Событие, которому местные (белорусские и российские) медиа пока не выделили достойного места, но которое активно муссируется в Lj-комьюнити, — революция в стране кактусов.

1.

Состояние — это когда нечто состоялось. Или не состоялось, но может состояться. Или не может.

БССР (Большой словарь слов. Разных). Прим.: Не издан. А ведь мог бы быть.

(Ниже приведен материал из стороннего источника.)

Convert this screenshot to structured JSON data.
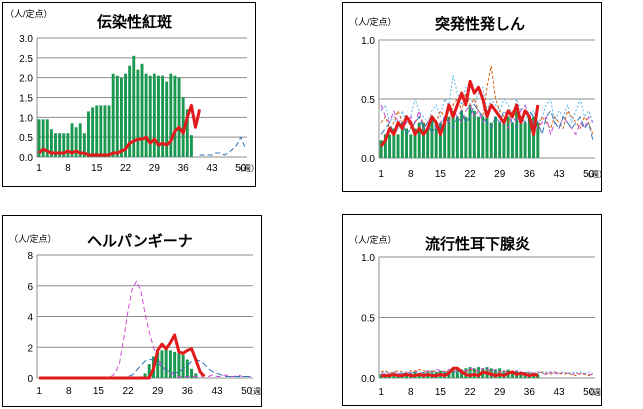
{
  "chart_data": [
    {
      "type": "bar",
      "title": "伝染性紅斑",
      "ylabel": "（人/定点）",
      "xlabel": "（週）",
      "ylim": [
        0,
        3.0
      ],
      "yticks": [
        "0.0",
        "0.5",
        "1.0",
        "1.5",
        "2.0",
        "2.5",
        "3.0"
      ],
      "xticks": [
        "1",
        "8",
        "15",
        "22",
        "29",
        "36",
        "43",
        "50"
      ],
      "series": [
        {
          "kind": "bar",
          "color": "#1a9850",
          "values": [
            0.95,
            0.95,
            0.95,
            0.7,
            0.6,
            0.6,
            0.6,
            0.6,
            0.85,
            0.75,
            0.85,
            0.6,
            1.15,
            1.25,
            1.3,
            1.3,
            1.3,
            1.3,
            2.1,
            2.05,
            2.0,
            2.1,
            2.3,
            2.55,
            2.2,
            2.35,
            2.1,
            2.05,
            2.1,
            2.05,
            2.05,
            1.9,
            2.1,
            2.05,
            2.0,
            1.5,
            1.2,
            0.55
          ]
        },
        {
          "kind": "line",
          "color": "#e31a1c",
          "width": 3,
          "values": [
            0.1,
            0.2,
            0.15,
            0.1,
            0.1,
            0.1,
            0.1,
            0.15,
            0.1,
            0.15,
            0.1,
            0.1,
            0.05,
            0.05,
            0.05,
            0.05,
            0.05,
            0.05,
            0.1,
            0.1,
            0.15,
            0.2,
            0.35,
            0.4,
            0.45,
            0.45,
            0.5,
            0.35,
            0.45,
            0.3,
            0.35,
            0.3,
            0.4,
            0.65,
            0.75,
            0.6,
            1.0,
            1.3,
            0.75,
            1.2
          ]
        },
        {
          "kind": "line",
          "color": "#2e75b6",
          "dash": "5,3",
          "width": 1,
          "values": [
            null,
            null,
            null,
            null,
            null,
            null,
            null,
            null,
            null,
            null,
            null,
            null,
            null,
            null,
            null,
            null,
            null,
            null,
            null,
            null,
            null,
            null,
            null,
            null,
            null,
            null,
            null,
            null,
            null,
            null,
            null,
            null,
            null,
            null,
            null,
            null,
            null,
            null,
            null,
            0.05,
            0.05,
            0.05,
            0.05,
            0.1,
            0.1,
            0.05,
            0.1,
            0.2,
            0.3,
            0.5,
            0.25
          ]
        }
      ]
    },
    {
      "type": "bar",
      "title": "突発性発しん",
      "ylabel": "（人/定点）",
      "xlabel": "（週）",
      "ylim": [
        0,
        1.0
      ],
      "yticks": [
        "0.0",
        "0.5",
        "1.0"
      ],
      "xticks": [
        "1",
        "8",
        "15",
        "22",
        "29",
        "36",
        "43",
        "50"
      ],
      "series": [
        {
          "kind": "bar",
          "color": "#1a9850",
          "values": [
            0.15,
            0.2,
            0.2,
            0.25,
            0.2,
            0.3,
            0.25,
            0.2,
            0.25,
            0.3,
            0.3,
            0.25,
            0.35,
            0.3,
            0.3,
            0.3,
            0.35,
            0.4,
            0.35,
            0.4,
            0.35,
            0.45,
            0.4,
            0.35,
            0.35,
            0.4,
            0.3,
            0.35,
            0.3,
            0.3,
            0.35,
            0.3,
            0.4,
            0.35,
            0.3,
            0.35,
            0.35,
            0.3
          ]
        },
        {
          "kind": "line",
          "color": "#e31a1c",
          "width": 3,
          "values": [
            0.1,
            0.15,
            0.25,
            0.2,
            0.3,
            0.25,
            0.35,
            0.3,
            0.2,
            0.25,
            0.2,
            0.25,
            0.35,
            0.3,
            0.2,
            0.3,
            0.45,
            0.35,
            0.45,
            0.55,
            0.45,
            0.65,
            0.55,
            0.6,
            0.5,
            0.35,
            0.45,
            0.4,
            0.35,
            0.3,
            0.4,
            0.35,
            0.45,
            0.3,
            0.4,
            0.35,
            0.2,
            0.45
          ]
        },
        {
          "kind": "line",
          "color": "#56b4e9",
          "dash": "2,2",
          "width": 1,
          "values": [
            0.4,
            0.45,
            0.3,
            0.35,
            0.25,
            0.4,
            0.3,
            0.35,
            0.5,
            0.4,
            0.35,
            0.3,
            0.4,
            0.45,
            0.35,
            0.5,
            0.45,
            0.7,
            0.55,
            0.45,
            0.6,
            0.5,
            0.45,
            0.55,
            0.6,
            0.4,
            0.5,
            0.45,
            0.4,
            0.5,
            0.45,
            0.35,
            0.5,
            0.4,
            0.45,
            0.35,
            0.4,
            0.3,
            0.35,
            0.45,
            0.5,
            0.3,
            0.4,
            0.35,
            0.45,
            0.3,
            0.4,
            0.5,
            0.35,
            0.4,
            0.3
          ]
        },
        {
          "kind": "line",
          "color": "#d95f0e",
          "dash": "3,2",
          "width": 1,
          "values": [
            0.3,
            0.35,
            0.25,
            0.3,
            0.4,
            0.3,
            0.35,
            0.25,
            0.3,
            0.35,
            0.3,
            0.25,
            0.35,
            0.3,
            0.4,
            0.35,
            0.3,
            0.45,
            0.5,
            0.4,
            0.55,
            0.45,
            0.5,
            0.4,
            0.35,
            0.6,
            0.78,
            0.5,
            0.4,
            0.35,
            0.3,
            0.4,
            0.35,
            0.3,
            0.4,
            0.35,
            0.3,
            0.25,
            0.35,
            0.3,
            0.25,
            0.35,
            0.3,
            0.25,
            0.4,
            0.35,
            0.3,
            0.25,
            0.35,
            0.3,
            0.2
          ]
        },
        {
          "kind": "line",
          "color": "#cc4bd6",
          "dash": "5,3",
          "width": 1,
          "values": [
            0.45,
            0.35,
            0.3,
            0.4,
            0.3,
            0.25,
            0.3,
            0.35,
            0.3,
            0.4,
            0.25,
            0.3,
            0.35,
            0.25,
            0.3,
            0.35,
            0.3,
            0.4,
            0.35,
            0.3,
            0.4,
            0.45,
            0.35,
            0.4,
            0.3,
            0.35,
            0.45,
            0.4,
            0.35,
            0.3,
            0.25,
            0.35,
            0.3,
            0.4,
            0.45,
            0.35,
            0.3,
            0.25,
            0.3,
            0.35,
            0.2,
            0.3,
            0.25,
            0.35,
            0.3,
            0.25,
            0.2,
            0.3,
            0.25,
            0.35,
            0.3
          ]
        },
        {
          "kind": "line",
          "color": "#2e75b6",
          "dash": "6,3",
          "width": 1,
          "values": [
            0.2,
            0.25,
            0.3,
            0.2,
            0.25,
            0.3,
            0.2,
            0.25,
            0.3,
            0.35,
            0.25,
            0.3,
            0.2,
            0.3,
            0.25,
            0.35,
            0.3,
            0.25,
            0.35,
            0.4,
            0.3,
            0.35,
            0.45,
            0.4,
            0.35,
            0.3,
            0.25,
            0.35,
            0.3,
            0.4,
            0.35,
            0.3,
            0.25,
            0.35,
            0.3,
            0.4,
            0.35,
            0.3,
            0.2,
            0.35,
            0.4,
            0.3,
            0.25,
            0.35,
            0.3,
            0.25,
            0.3,
            0.35,
            0.25,
            0.3,
            0.15
          ]
        }
      ]
    },
    {
      "type": "bar",
      "title": "ヘルパンギーナ",
      "ylabel": "（人/定点）",
      "xlabel": "（週）",
      "ylim": [
        0,
        8
      ],
      "yticks": [
        "0",
        "2",
        "4",
        "6",
        "8"
      ],
      "xticks": [
        "1",
        "8",
        "15",
        "22",
        "29",
        "36",
        "43",
        "50"
      ],
      "series": [
        {
          "kind": "bar",
          "color": "#1a9850",
          "values": [
            0,
            0,
            0,
            0,
            0,
            0,
            0,
            0,
            0,
            0,
            0,
            0,
            0,
            0,
            0,
            0,
            0,
            0,
            0,
            0,
            0,
            0,
            0,
            0,
            0.1,
            0.3,
            0.9,
            1.4,
            1.7,
            1.8,
            1.9,
            1.8,
            1.7,
            1.6,
            1.5,
            1.2,
            0.6,
            0.3
          ]
        },
        {
          "kind": "line",
          "color": "#e31a1c",
          "width": 3,
          "values": [
            0,
            0,
            0,
            0,
            0,
            0,
            0,
            0,
            0,
            0,
            0,
            0,
            0,
            0,
            0,
            0,
            0,
            0,
            0,
            0,
            0,
            0,
            0,
            0,
            0,
            0,
            0,
            0.6,
            1.8,
            2.2,
            1.9,
            2.3,
            2.8,
            1.7,
            1.6,
            1.8,
            1.9,
            1.2,
            0.4,
            0.1
          ]
        },
        {
          "kind": "line",
          "color": "#cc4bd6",
          "dash": "5,3",
          "width": 1,
          "values": [
            0,
            0,
            0,
            0,
            0,
            0,
            0,
            0,
            0,
            0,
            0,
            0,
            0,
            0,
            0,
            0,
            0,
            0.1,
            0.3,
            1.0,
            2.6,
            4.4,
            5.8,
            6.3,
            5.7,
            4.2,
            3.0,
            2.0,
            1.3,
            0.8,
            0.5,
            0.3,
            0.2,
            0.1,
            0.1,
            0.1,
            0.1,
            0.1,
            0.1,
            0.2,
            0.1,
            0.2,
            0.1,
            0.1,
            0.2,
            0.1,
            0.1,
            0.2,
            0.1,
            0.1,
            0.1
          ]
        },
        {
          "kind": "line",
          "color": "#2e75b6",
          "dash": "6,3",
          "width": 1,
          "values": [
            0,
            0,
            0,
            0,
            0,
            0,
            0,
            0,
            0,
            0,
            0,
            0,
            0,
            0,
            0,
            0,
            0,
            0,
            0,
            0,
            0,
            0.1,
            0.2,
            0.5,
            0.8,
            1.1,
            1.2,
            1.2,
            1.0,
            0.7,
            0.5,
            0.4,
            0.3,
            0.4,
            0.6,
            0.8,
            1.1,
            1.2,
            1.1,
            0.9,
            0.6,
            0.4,
            0.3,
            0.2,
            0.1,
            0.1,
            0.1,
            0.1,
            0.1,
            0.1,
            0.1
          ]
        }
      ]
    },
    {
      "type": "bar",
      "title": "流行性耳下腺炎",
      "ylabel": "（人/定点）",
      "xlabel": "（週）",
      "ylim": [
        0,
        1.0
      ],
      "yticks": [
        "0.0",
        "0.5",
        "1.0"
      ],
      "xticks": [
        "1",
        "8",
        "15",
        "22",
        "29",
        "36",
        "43",
        "50"
      ],
      "series": [
        {
          "kind": "bar",
          "color": "#1a9850",
          "values": [
            0.03,
            0.03,
            0.03,
            0.03,
            0.03,
            0.04,
            0.03,
            0.04,
            0.05,
            0.04,
            0.05,
            0.05,
            0.06,
            0.05,
            0.06,
            0.05,
            0.06,
            0.07,
            0.08,
            0.07,
            0.08,
            0.09,
            0.08,
            0.09,
            0.08,
            0.09,
            0.08,
            0.07,
            0.08,
            0.06,
            0.07,
            0.05,
            0.06,
            0.05,
            0.05,
            0.04,
            0.04,
            0.03
          ]
        },
        {
          "kind": "line",
          "color": "#e31a1c",
          "width": 3,
          "values": [
            0.02,
            0.02,
            0.02,
            0.03,
            0.02,
            0.02,
            0.03,
            0.02,
            0.02,
            0.03,
            0.02,
            0.03,
            0.02,
            0.02,
            0.03,
            0.02,
            0.04,
            0.08,
            0.08,
            0.05,
            0.03,
            0.02,
            0.03,
            0.02,
            0.05,
            0.04,
            0.03,
            0.02,
            0.03,
            0.02,
            0.04,
            0.05,
            0.03,
            0.04,
            0.03,
            0.02,
            0.03,
            0.02
          ]
        },
        {
          "kind": "line",
          "color": "#cc4bd6",
          "dash": "4,2",
          "width": 1,
          "values": [
            0.03,
            0.04,
            0.03,
            0.05,
            0.04,
            0.03,
            0.05,
            0.04,
            0.06,
            0.05,
            0.04,
            0.06,
            0.05,
            0.07,
            0.06,
            0.05,
            0.07,
            0.06,
            0.05,
            0.07,
            0.06,
            0.08,
            0.07,
            0.06,
            0.08,
            0.07,
            0.06,
            0.07,
            0.05,
            0.06,
            0.05,
            0.04,
            0.06,
            0.05,
            0.04,
            0.05,
            0.04,
            0.05,
            0.04,
            0.03,
            0.05,
            0.04,
            0.03,
            0.05,
            0.04,
            0.03,
            0.04,
            0.03,
            0.04,
            0.03,
            0.03
          ]
        },
        {
          "kind": "line",
          "color": "#d95f0e",
          "dash": "3,2",
          "width": 1,
          "values": [
            0.05,
            0.06,
            0.04,
            0.05,
            0.06,
            0.05,
            0.04,
            0.06,
            0.05,
            0.07,
            0.06,
            0.05,
            0.06,
            0.05,
            0.04,
            0.06,
            0.05,
            0.06,
            0.07,
            0.06,
            0.05,
            0.07,
            0.06,
            0.05,
            0.04,
            0.06,
            0.05,
            0.04,
            0.05,
            0.06,
            0.04,
            0.05,
            0.04,
            0.03,
            0.05,
            0.04,
            0.03,
            0.04,
            0.05,
            0.04,
            0.03,
            0.05,
            0.04,
            0.03,
            0.04,
            0.03,
            0.02,
            0.04,
            0.03,
            0.02,
            0.03
          ]
        },
        {
          "kind": "line",
          "color": "#56b4e9",
          "dash": "2,2",
          "width": 1,
          "values": [
            0.04,
            0.05,
            0.04,
            0.05,
            0.04,
            0.05,
            0.04,
            0.05,
            0.04,
            0.05,
            0.04,
            0.05,
            0.04,
            0.05,
            0.04,
            0.05,
            0.04,
            0.05,
            0.04,
            0.05,
            0.04,
            0.05,
            0.04,
            0.05,
            0.04,
            0.05,
            0.04,
            0.05,
            0.04,
            0.05,
            0.04,
            0.05,
            0.04,
            0.05,
            0.04,
            0.05,
            0.04,
            0.05,
            0.04,
            0.05,
            0.04,
            0.05,
            0.04,
            0.05,
            0.04,
            0.05,
            0.04,
            0.05,
            0.04,
            0.05,
            0.04
          ]
        }
      ]
    }
  ]
}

Уже пятые сутки столица Мексики охвачена демонстрациями протеста. Их проводят сторонники лидера коалиции левых сил «За всеобщее благо» Андреса Обрадора, который проиграл на президентских выборах кандидату от правящей партии консерватору Фелипе Кальдерону. «Проигрыш» составил всего полпроцента голосов. Разбитый на главной площади Сокало и прилегающих к ней улицах гигантский палаточный лагерь полностью блокировал движение транспорта в центре одного из крупнейших мегаполисов мира. Основное требование участников акции, которых Обрадор возглавляет лично, — пересчет всех 41,7 млн. бюллетеней, поданных в день голосования, 2 июля. По словам организаторов протеста, они не покинут площадь до тех пор, пока итоги выборов не будут пересмотрены (т.е. пересчитаны голоса или назначены перевыборы).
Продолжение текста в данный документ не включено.